Il settore in Croazia registra risultati molto soddisfacenti. Istria la meta preferita

Turisti a Novalja, sull'Isola di Pago (Pag)

Superata quota due milioni. In base ai dati del sistema eVisitor, che contiene il traffico realizzato nei segmenti commerciale e non commerciale e nel charter nautico, nel mese di luglio sono arrivati più di due milioni di turisti. Si tratta del 54% del movimento realizzato nello stesso periodo dell’anno scorso. Un risultato sicuramente soddisfacente se si prende in considerazione l’emergenza sanitaria e i timori degli operatori del settore che a inizio giugno prevedevano un crollo del 75%. Fortunatamente, la flessione è inferiore al 50%.
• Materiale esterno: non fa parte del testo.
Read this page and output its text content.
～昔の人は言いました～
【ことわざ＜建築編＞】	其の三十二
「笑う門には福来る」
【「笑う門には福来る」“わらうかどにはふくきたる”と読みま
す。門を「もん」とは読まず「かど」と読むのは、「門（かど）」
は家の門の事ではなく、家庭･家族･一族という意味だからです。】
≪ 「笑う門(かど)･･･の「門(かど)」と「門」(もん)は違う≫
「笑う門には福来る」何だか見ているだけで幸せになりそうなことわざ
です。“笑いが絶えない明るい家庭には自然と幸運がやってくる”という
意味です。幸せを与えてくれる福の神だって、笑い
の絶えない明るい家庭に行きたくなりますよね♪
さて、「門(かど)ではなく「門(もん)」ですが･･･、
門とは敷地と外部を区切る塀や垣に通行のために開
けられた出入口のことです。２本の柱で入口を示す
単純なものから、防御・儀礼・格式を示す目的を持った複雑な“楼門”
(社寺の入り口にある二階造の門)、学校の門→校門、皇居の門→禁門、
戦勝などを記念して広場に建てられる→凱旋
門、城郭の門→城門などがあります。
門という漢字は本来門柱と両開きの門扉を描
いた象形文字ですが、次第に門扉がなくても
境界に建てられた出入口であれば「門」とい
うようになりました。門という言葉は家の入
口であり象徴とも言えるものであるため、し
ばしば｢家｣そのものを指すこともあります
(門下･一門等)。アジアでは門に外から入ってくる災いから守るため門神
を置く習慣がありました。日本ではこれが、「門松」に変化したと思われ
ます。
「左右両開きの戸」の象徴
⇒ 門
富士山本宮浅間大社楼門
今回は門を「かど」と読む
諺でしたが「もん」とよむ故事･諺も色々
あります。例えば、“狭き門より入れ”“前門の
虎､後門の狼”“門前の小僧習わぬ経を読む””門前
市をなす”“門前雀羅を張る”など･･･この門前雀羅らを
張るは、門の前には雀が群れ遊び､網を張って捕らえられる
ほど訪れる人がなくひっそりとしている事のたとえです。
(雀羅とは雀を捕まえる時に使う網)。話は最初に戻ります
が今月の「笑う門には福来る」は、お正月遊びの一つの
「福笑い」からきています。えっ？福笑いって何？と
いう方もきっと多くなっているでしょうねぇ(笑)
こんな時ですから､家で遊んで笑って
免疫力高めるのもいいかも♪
Dal 1.mo luglio ad oggi, lunedì 27 luglio, sono stati contati anche 14,7 milioni di pernottamenti, ossia il 59% del risultato registrato l’anno scorso. Va sottolineato che gli stranieri hanno fatto segnare 1,8 milioni di arrivi (51% su luglio 2019) e 12,5 milioni di pernottamenti (56%). A non deludere sono i villeggianti di casa, che hanno fatto registrare il 90% degli arrivi e il 78% di pernottamenti rispetto allo stesso periodo dell’anno scorso.
Tedeschi e sloveni al top
Sono i tedeschi quelli che non si fanno spaventare facilmente dalla pandemia. Il numero dei  turisti provenienti dalla Germania, dal 1.mo al 26 luglio, è stato praticamente identico a quello dello stesso periodo del 2019 (92%). Stesso discorso per gli sloveni (91%), seguiti da polacchi e cechi (82% del risultato del settimo mese dell’anno scorso).
L’Istria la fa da padrone per quanto concerne le località turistiche croate più gettonate. Ai primi posti troviamo Rovigno, Medolino, Parenzo e Umago, seguite da Crikvenica e Spalato.